Home. That sounds so nice. So does the bit about taking care of me.
But I’m supposed to be able to take care of myself.
I grab a bottle of water from the fridge and drink it scary fast. “I can’t. I know it’s rubbish, but this is my job and we’re understaffed and if I go away there’s nobody to cook. I just…” Looking round at the chaos makes me want to run away and hide again. “I don’t know…how to…” I give up. I can’t even finish a sentence right now.

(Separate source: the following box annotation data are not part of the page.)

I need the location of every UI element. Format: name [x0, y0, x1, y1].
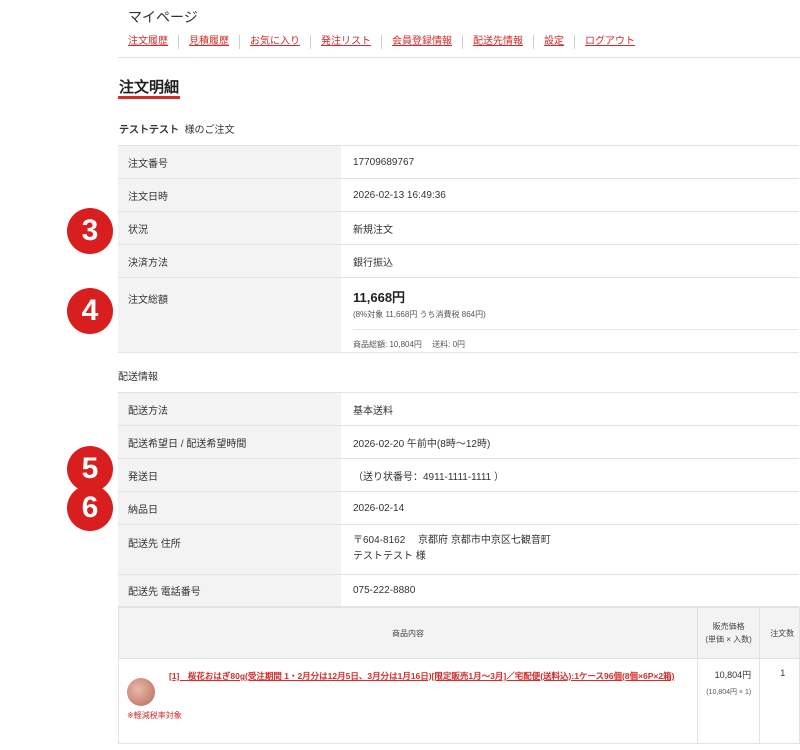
- delivery-info-table: 配送方法 基本送料 配送希望日 / 配送希望時間 2026-02-20 午前中(…: [118, 392, 799, 607]
- total-breakdown: 商品総額: 10,804円 送料: 0円: [353, 329, 798, 350]
- step-badge-4: 4: [67, 288, 113, 334]
- customer-name: テストテスト: [119, 125, 179, 136]
- mypage-nav: 注文履歴 見積履歴 お気に入り 発注リスト 会員登録情報 配送先情報 設定 ログ…: [118, 32, 645, 52]
- status-label: 状況: [118, 211, 341, 245]
- items-header-row: 商品内容 販売価格 (単価 × 入数) 注文数: [118, 607, 800, 659]
- address-row: 配送先 住所 〒604-8162 京都府 京都市中京区七観音町 テストテスト 様: [118, 524, 799, 575]
- nav-quote-history[interactable]: 見積履歴: [179, 35, 240, 49]
- address-label: 配送先 住所: [118, 524, 341, 575]
- order-info-table: 注文番号 17709689767 注文日時 2026-02-13 16:49:3…: [118, 145, 799, 353]
- header-price: 販売価格 (単価 × 入数): [696, 607, 761, 659]
- total-amount: 11,668円: [353, 290, 406, 305]
- reduced-tax-note: ※軽減税率対象: [127, 711, 182, 720]
- item-price: 10,804円: [714, 670, 752, 680]
- phone-value: 075-222-8880: [341, 574, 799, 607]
- total-label: 注文総額: [118, 277, 341, 353]
- nav-favorites[interactable]: お気に入り: [240, 35, 311, 49]
- nav-shipping-info[interactable]: 配送先情報: [463, 35, 534, 49]
- nav-order-list[interactable]: 発注リスト: [311, 35, 382, 49]
- total-tax-note: (8%対象 11,668円 うち消費税 864円): [353, 310, 486, 319]
- nav-order-history[interactable]: 注文履歴: [118, 35, 179, 49]
- desired-date-value: 2026-02-20 午前中(8時～12時): [341, 425, 799, 459]
- order-date-row: 注文日時 2026-02-13 16:49:36: [118, 178, 799, 212]
- delivery-date-row: 納品日 2026-02-14: [118, 491, 799, 525]
- address-line2: テストテスト 様: [353, 551, 426, 562]
- step-badge-3: 3: [67, 208, 113, 254]
- customer-suffix: 様のご注文: [184, 125, 235, 136]
- order-date-label: 注文日時: [118, 178, 341, 212]
- item-price-cell: 10,804円 (10,804円 × 1): [696, 658, 761, 744]
- item-content-cell: [1] 桜花おはぎ80g(受注期間 1・2月分は12月5日、3月分は1月16日)…: [118, 658, 698, 744]
- ship-date-value: （送り状番号：4911-1111-1111 ）: [341, 458, 799, 492]
- delivery-date-value: 2026-02-14: [341, 491, 799, 525]
- order-no-value: 17709689767: [341, 145, 799, 179]
- payment-row: 決済方法 銀行振込: [118, 244, 799, 278]
- status-row: 状況 新規注文: [118, 211, 799, 245]
- item-price-sub: (10,804円 × 1): [706, 689, 752, 696]
- ship-date-label: 発送日: [118, 458, 341, 492]
- order-date-value: 2026-02-13 16:49:36: [341, 178, 799, 212]
- item-row: [1] 桜花おはぎ80g(受注期間 1・2月分は12月5日、3月分は1月16日)…: [118, 658, 800, 744]
- page-title: 注文明細: [119, 79, 180, 96]
- product-link[interactable]: [1] 桜花おはぎ80g(受注期間 1・2月分は12月5日、3月分は1月16日)…: [169, 668, 689, 684]
- address-line1: 〒604-8162 京都府 京都市中京区七観音町: [353, 535, 551, 546]
- step-badge-6: 6: [67, 485, 113, 531]
- title-underline: [118, 96, 180, 99]
- nav-logout[interactable]: ログアウト: [575, 35, 645, 49]
- payment-value: 銀行振込: [341, 244, 799, 278]
- phone-label: 配送先 電話番号: [118, 574, 341, 607]
- item-qty: 1: [780, 668, 786, 678]
- nav-settings[interactable]: 設定: [534, 35, 575, 49]
- nav-divider: [118, 57, 800, 58]
- order-items-table: 商品内容 販売価格 (単価 × 入数) 注文数 [1] 桜花おはぎ80g(受注期…: [118, 607, 800, 744]
- customer-line: テストテスト 様のご注文: [119, 121, 235, 136]
- order-no-label: 注文番号: [118, 145, 341, 179]
- header-price-label: 販売価格: [712, 622, 745, 631]
- delivery-method-row: 配送方法 基本送料: [118, 392, 799, 426]
- phone-row: 配送先 電話番号 075-222-8880: [118, 574, 799, 607]
- order-no-row: 注文番号 17709689767: [118, 145, 799, 179]
- header-qty: 注文数: [759, 607, 800, 659]
- total-row: 注文総額 11,668円 (8%対象 11,668円 うち消費税 864円) 商…: [118, 277, 799, 353]
- delivery-method-label: 配送方法: [118, 392, 341, 426]
- desired-date-row: 配送希望日 / 配送希望時間 2026-02-20 午前中(8時～12時): [118, 425, 799, 459]
- payment-label: 決済方法: [118, 244, 341, 278]
- item-qty-cell: 1: [759, 658, 800, 744]
- ship-date-row: 発送日 （送り状番号：4911-1111-1111 ）: [118, 458, 799, 492]
- nav-member-info[interactable]: 会員登録情報: [382, 35, 463, 49]
- delivery-date-label: 納品日: [118, 491, 341, 525]
- desired-date-label: 配送希望日 / 配送希望時間: [118, 425, 341, 459]
- mypage-title: マイページ: [128, 9, 198, 25]
- status-value: 新規注文: [341, 211, 799, 245]
- header-price-sub: (単価 × 入数): [705, 635, 752, 644]
- header-content: 商品内容: [118, 607, 698, 659]
- address-cell: 〒604-8162 京都府 京都市中京区七観音町 テストテスト 様: [341, 524, 799, 575]
- total-cell: 11,668円 (8%対象 11,668円 うち消費税 864円) 商品総額: …: [341, 277, 799, 353]
- item-content: [1] 桜花おはぎ80g(受注期間 1・2月分は12月5日、3月分は1月16日)…: [127, 668, 689, 706]
- delivery-method-value: 基本送料: [341, 392, 799, 426]
- product-thumbnail[interactable]: [127, 678, 155, 706]
- delivery-section-label: 配送情報: [118, 372, 158, 383]
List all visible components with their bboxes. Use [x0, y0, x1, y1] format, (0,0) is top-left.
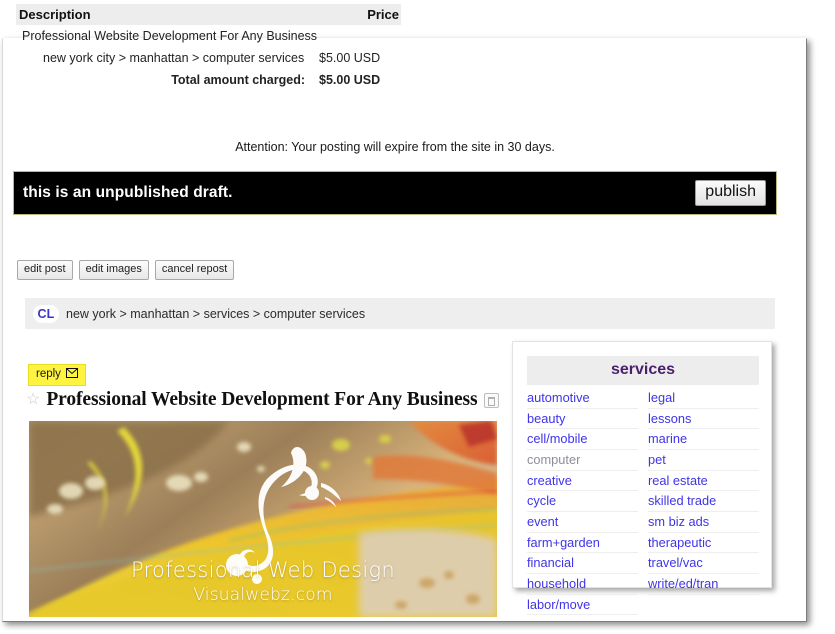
service-link-labor-move[interactable]: labor/move	[527, 595, 638, 616]
posting-title-row: ☆ Professional Website Development For A…	[26, 389, 499, 411]
envelope-icon	[65, 368, 78, 380]
image-caption-primary: Professional Web Design	[130, 558, 396, 582]
service-link-travel-vac[interactable]: travel/vac	[648, 553, 759, 574]
price-column-header: Price	[367, 7, 399, 22]
service-link-lessons[interactable]: lessons	[648, 409, 759, 430]
service-link-cell-mobile[interactable]: cell/mobile	[527, 429, 638, 450]
table-row: Professional Website Development For Any…	[16, 25, 401, 47]
service-link-financial[interactable]: financial	[527, 553, 638, 574]
services-link-columns: automotive beauty cell/mobile computer c…	[513, 385, 771, 616]
cl-logo-icon[interactable]: CL	[33, 304, 59, 323]
edit-post-button[interactable]: edit post	[17, 260, 73, 281]
expiry-notice: Attention: Your posting will expire from…	[235, 140, 555, 154]
receipt-total-row: Total amount charged: $5.00 USD	[16, 69, 401, 91]
receipt-item-price: $5.00 USD	[319, 51, 381, 65]
receipt-item-description: new york city > manhattan > computer ser…	[43, 51, 305, 65]
image-caption-secondary: Visualwebz.com	[193, 585, 333, 605]
service-link-event[interactable]: event	[527, 512, 638, 533]
service-link-creative[interactable]: creative	[527, 471, 638, 492]
service-link-skilled-trade[interactable]: skilled trade	[648, 491, 759, 512]
services-panel: services automotive beauty cell/mobile c…	[512, 341, 772, 616]
unpublished-draft-banner: this is an unpublished draft. publish	[13, 171, 777, 215]
service-link-computer[interactable]: computer	[527, 450, 638, 471]
page-title: Professional Website Development For Any…	[46, 389, 478, 410]
receipt-item-description: Professional Website Development For Any…	[22, 29, 318, 43]
reply-button[interactable]: reply	[28, 364, 86, 386]
total-amount: $5.00 USD	[319, 73, 381, 87]
services-column-right: legal lessons marine pet real estate ski…	[648, 388, 759, 615]
service-link-household[interactable]: household	[527, 574, 638, 595]
edit-images-button[interactable]: edit images	[78, 260, 149, 281]
post-actions-toolbar: edit post edit images cancel repost	[17, 260, 235, 281]
reply-label: reply	[36, 368, 61, 380]
service-link-farm-garden[interactable]: farm+garden	[527, 533, 638, 554]
services-column-left: automotive beauty cell/mobile computer c…	[527, 388, 638, 616]
service-link-automotive[interactable]: automotive	[527, 388, 638, 409]
breadcrumb-trail[interactable]: new york > manhattan > services > comput…	[66, 307, 365, 321]
service-link-real-estate[interactable]: real estate	[648, 471, 759, 492]
service-link-therapeutic[interactable]: therapeutic	[648, 533, 759, 554]
table-row: new york city > manhattan > computer ser…	[16, 47, 401, 69]
service-link-cycle[interactable]: cycle	[527, 491, 638, 512]
cancel-repost-button[interactable]: cancel repost	[154, 260, 235, 281]
service-link-write-ed-tran[interactable]: write/ed/tran	[648, 574, 759, 595]
trash-icon[interactable]	[483, 392, 499, 408]
breadcrumb: CL new york > manhattan > services > com…	[25, 298, 775, 329]
service-link-marine[interactable]: marine	[648, 429, 759, 450]
total-label: Total amount charged:	[171, 73, 305, 87]
service-link-legal[interactable]: legal	[648, 388, 759, 409]
draft-status-text: this is an unpublished draft.	[23, 184, 233, 201]
posting-image[interactable]: Professional Web Design Visualwebz.com	[29, 421, 497, 617]
services-panel-title: services	[527, 356, 759, 385]
receipt-header-row: Description Price	[16, 4, 401, 25]
description-column-header: Description	[19, 7, 91, 22]
receipt-table: Description Price Professional Website D…	[16, 4, 401, 91]
publish-button[interactable]: publish	[695, 180, 766, 206]
service-link-beauty[interactable]: beauty	[527, 409, 638, 430]
service-link-pet[interactable]: pet	[648, 450, 759, 471]
service-link-sm-biz-ads[interactable]: sm biz ads	[648, 512, 759, 533]
star-icon[interactable]: ☆	[26, 392, 40, 408]
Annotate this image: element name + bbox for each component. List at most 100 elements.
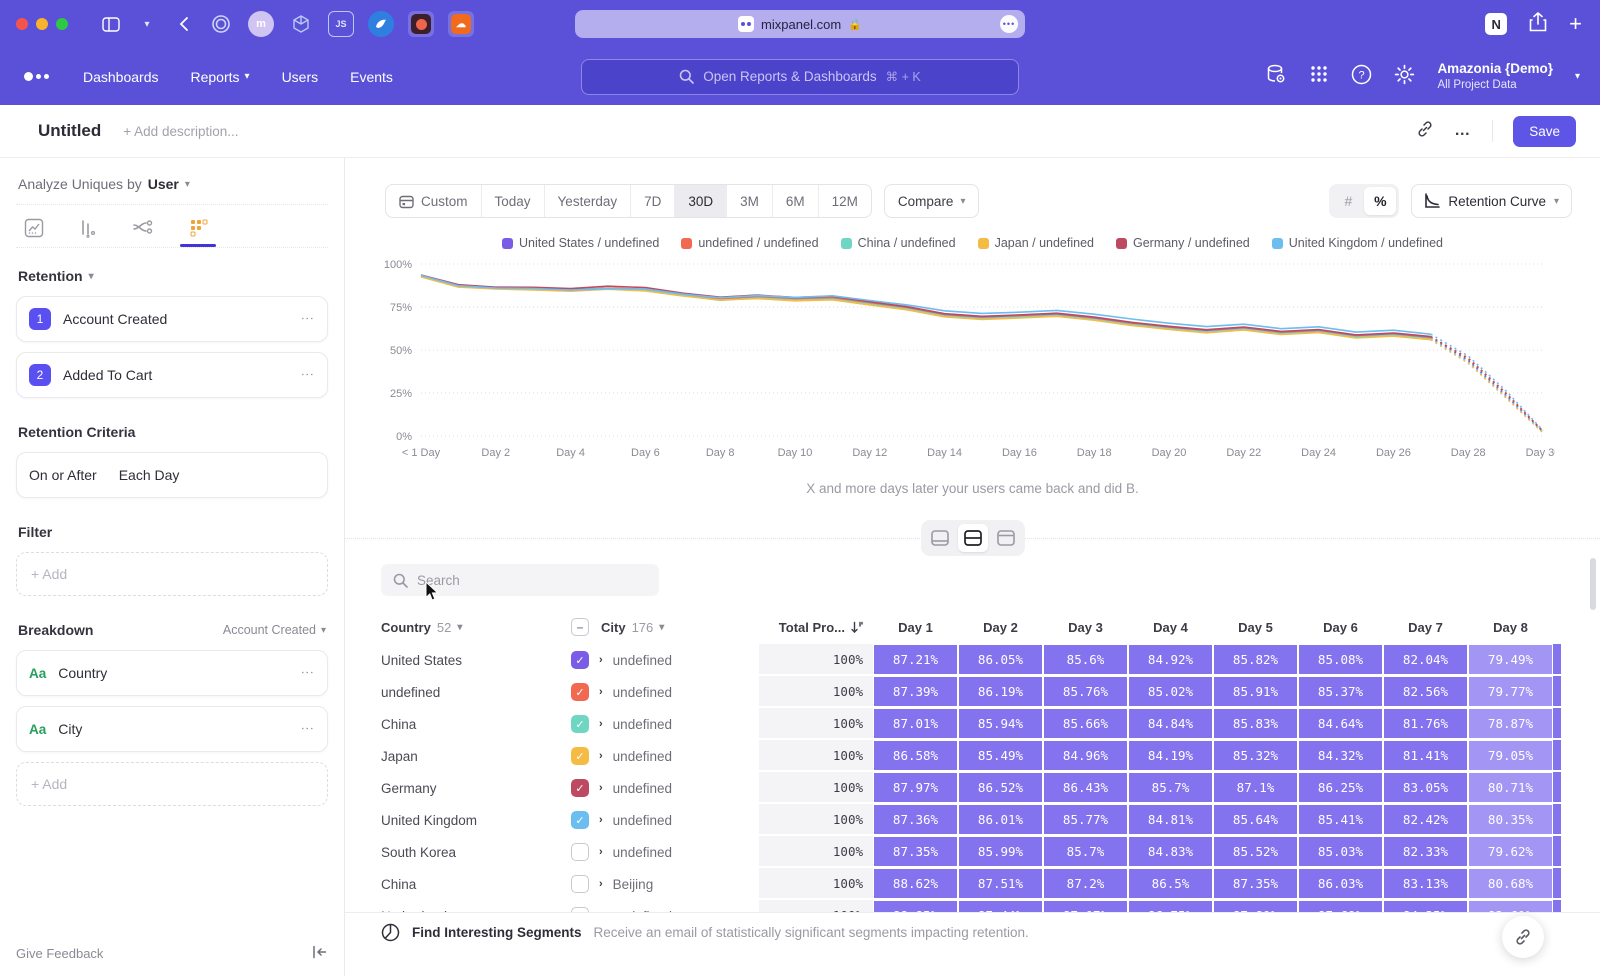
chart-type-dropdown[interactable]: Retention Curve ▾ (1411, 184, 1572, 218)
cell-day-3[interactable]: 85.77% (1043, 804, 1128, 836)
browser-back-icon[interactable] (172, 13, 194, 35)
retention-curve-chart[interactable]: 100%75%50%25%0%< 1 DayDay 2Day 4Day 6Day… (375, 254, 1555, 466)
cell-day-1[interactable]: 86.58% (873, 740, 958, 772)
cell-day-3[interactable]: 85.76% (1043, 676, 1128, 708)
breakdown-scope-dropdown[interactable]: Account Created ▾ (223, 623, 326, 637)
cell-day-6[interactable]: 86.03% (1298, 868, 1383, 900)
cell-day-2[interactable]: 85.94% (958, 708, 1043, 740)
cell-day-6[interactable]: 84.64% (1298, 708, 1383, 740)
nav-item-events[interactable]: Events (350, 69, 393, 85)
cell-day-2[interactable]: 86.19% (958, 676, 1043, 708)
cell-day-5[interactable]: 85.32% (1213, 740, 1298, 772)
cell-day-6[interactable]: 85.08% (1298, 644, 1383, 676)
minimize-window-button[interactable] (36, 18, 48, 30)
range-today[interactable]: Today (482, 185, 545, 217)
cell-day-1[interactable]: 87.36% (873, 804, 958, 836)
tab-retention[interactable] (188, 218, 208, 247)
legend-item[interactable]: United Kingdom / undefined (1272, 236, 1443, 250)
collapse-sidebar-icon[interactable] (312, 945, 328, 962)
row-checkbox[interactable]: ✓ (571, 747, 589, 765)
absolute-number-toggle[interactable]: # (1332, 187, 1364, 215)
cell-day-4[interactable]: 84.19% (1128, 740, 1213, 772)
cell-day-5[interactable]: 85.91% (1213, 676, 1298, 708)
cell-day-4[interactable]: 84.83% (1128, 836, 1213, 868)
cell-day-8[interactable]: 80.35% (1468, 804, 1553, 836)
compare-button[interactable]: Compare ▾ (884, 184, 980, 218)
cell-day-7[interactable]: 82.56% (1383, 676, 1468, 708)
save-button[interactable]: Save (1513, 116, 1576, 147)
column-header-country[interactable]: Country 52 ▾ (381, 620, 571, 635)
project-switcher[interactable]: Amazonia {Demo} All Project Data (1437, 61, 1553, 92)
retention-section-title[interactable]: Retention (18, 268, 83, 284)
cell-day-5[interactable]: 85.52% (1213, 836, 1298, 868)
row-checkbox[interactable]: ✓ (571, 683, 589, 701)
column-header-total[interactable]: Total Pro... (759, 620, 873, 635)
cell-day-4[interactable]: 85.7% (1128, 772, 1213, 804)
column-header-day-7[interactable]: Day 7 (1383, 620, 1468, 635)
cell-day-5[interactable]: 85.83% (1213, 708, 1298, 740)
expand-row-icon[interactable]: › (599, 654, 603, 666)
nav-item-dashboards[interactable]: Dashboards (83, 69, 159, 85)
breakdown-item-city[interactable]: Aa City ⋮ (16, 706, 328, 752)
breakdown-property-name[interactable]: Country (58, 665, 107, 681)
cell-day-4[interactable]: 84.84% (1128, 708, 1213, 740)
add-description-field[interactable]: + Add description... (123, 124, 238, 139)
cell-day-1[interactable]: 87.01% (873, 708, 958, 740)
cell-day-4[interactable]: 85.02% (1128, 676, 1213, 708)
cell-day-4[interactable]: 84.81% (1128, 804, 1213, 836)
range-12m[interactable]: 12M (819, 185, 871, 217)
favicon-rings[interactable] (208, 11, 234, 37)
address-bar[interactable]: mixpanel.com 🔒 ••• (575, 10, 1025, 38)
step-options-icon[interactable]: ⋮ (300, 368, 315, 382)
cell-day-3[interactable]: 87.2% (1043, 868, 1128, 900)
copy-link-icon[interactable] (1416, 120, 1434, 143)
add-filter-button[interactable]: + Add (16, 552, 328, 596)
view-toggle-chart-only[interactable] (925, 524, 955, 552)
row-checkbox[interactable]: ✓ (571, 779, 589, 797)
tab-funnels[interactable] (78, 218, 98, 247)
cell-day-2[interactable]: 86.52% (958, 772, 1043, 804)
global-search-input[interactable]: Open Reports & Dashboards ⌘ + K (581, 59, 1019, 95)
column-header-day-8[interactable]: Day 8 (1468, 620, 1553, 635)
select-all-checkbox[interactable]: – (571, 618, 589, 636)
row-checkbox[interactable]: ✓ (571, 715, 589, 733)
column-header-day-4[interactable]: Day 4 (1128, 620, 1213, 635)
cell-day-8[interactable]: 79.77% (1468, 676, 1553, 708)
cell-day-6[interactable]: 85.03% (1298, 836, 1383, 868)
cell-day-6[interactable]: 86.25% (1298, 772, 1383, 804)
cell-day-4[interactable]: 86.5% (1128, 868, 1213, 900)
cell-day-8[interactable]: 79.62% (1468, 836, 1553, 868)
favicon-js[interactable]: JS (328, 11, 354, 37)
cell-day-7[interactable]: 83.05% (1383, 772, 1468, 804)
range-yesterday[interactable]: Yesterday (545, 185, 632, 217)
legend-item[interactable]: undefined / undefined (681, 236, 818, 250)
step-event-name[interactable]: Account Created (63, 311, 167, 327)
cell-day-1[interactable]: 87.35% (873, 836, 958, 868)
notion-extension-icon[interactable]: N (1485, 13, 1507, 35)
settings-gear-icon[interactable] (1394, 64, 1415, 90)
add-breakdown-button[interactable]: + Add (16, 762, 328, 806)
cell-day-5[interactable]: 85.64% (1213, 804, 1298, 836)
row-checkbox[interactable]: ✓ (571, 651, 589, 669)
tab-insights[interactable] (24, 218, 44, 247)
expand-row-icon[interactable]: › (599, 686, 603, 698)
percent-toggle[interactable]: % (1364, 187, 1396, 215)
page-settings-icon[interactable]: ••• (1000, 15, 1018, 33)
data-management-icon[interactable] (1265, 63, 1287, 90)
tab-flows[interactable] (132, 218, 154, 247)
cell-day-2[interactable]: 87.51% (958, 868, 1043, 900)
column-header-day-5[interactable]: Day 5 (1213, 620, 1298, 635)
cell-day-7[interactable]: 81.76% (1383, 708, 1468, 740)
cell-day-4[interactable]: 84.92% (1128, 644, 1213, 676)
retention-criteria-card[interactable]: On or After Each Day (16, 452, 328, 498)
breakdown-property-name[interactable]: City (58, 721, 82, 737)
cell-day-5[interactable]: 87.35% (1213, 868, 1298, 900)
legend-item[interactable]: United States / undefined (502, 236, 659, 250)
browser-sidebar-icon[interactable] (100, 13, 122, 35)
legend-item[interactable]: Japan / undefined (978, 236, 1094, 250)
breakdown-options-icon[interactable]: ⋮ (300, 722, 315, 736)
column-header-day-2[interactable]: Day 2 (958, 620, 1043, 635)
cell-day-7[interactable]: 82.33% (1383, 836, 1468, 868)
favicon-mixpanel-tab[interactable] (408, 11, 434, 37)
cell-day-7[interactable]: 83.13% (1383, 868, 1468, 900)
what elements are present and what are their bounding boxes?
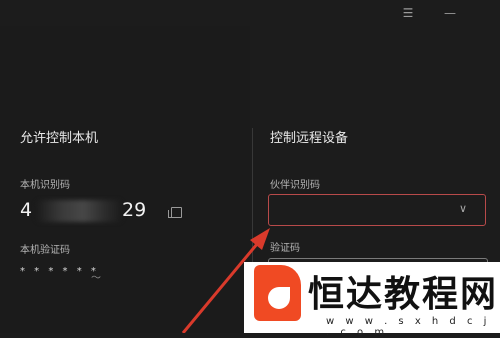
brand-logo-icon — [254, 265, 301, 321]
watermark-name: 恒达教程网 — [308, 273, 499, 315]
watermark-url: w w w . s x h d c j . c o m — [326, 316, 491, 338]
watermark-logo: 恒达教程网 w w w . s x h d c j . c o m — [244, 262, 500, 338]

Laurie doesn’t say anything for a moment. Then he goes, “All right.” And I have no idea what that even means in this context. He leans in and kisses me lightly.
Then he’s unhooking one of the spare aprons off the back of the door and putting it on. And while I’m gaping, he strides out of the kitchen, sweeping the crumpled heap of orders with him. I hear the clatter and click of the filter coffee machine and then his voice cutting easily over the disgruntled hubbub of the caff.
“All right, everyone, we’ve had a technical hitch with our ordering system—”
“What sort of hitch?” asks one of the Americans.
There’s a teeny tiny pause. And then Laurie, at his driest, “They fell off the slider.”
And people are laughing. But not, like, in a bad way. “So, we’re going to give you all a free cup of coffee while we double-check your orders, and then we’ll get your food to you as quickly as we can.”
I’ve been working at Greasy Joe’s for nearly a year, so I know the place, and I feel the atmosphere shift. I’m kind of stunned. A free cup of 99p coffee shouldn’t make people go from not-okay to okay just like that, but there’s something about Laurie, something I’ve only ever seen sort of banked before or maybe only in the way he focuses it on me. Somehow he makes you believe in him. And it doesn’t matter if it’s a big thing or a small thing, you just do.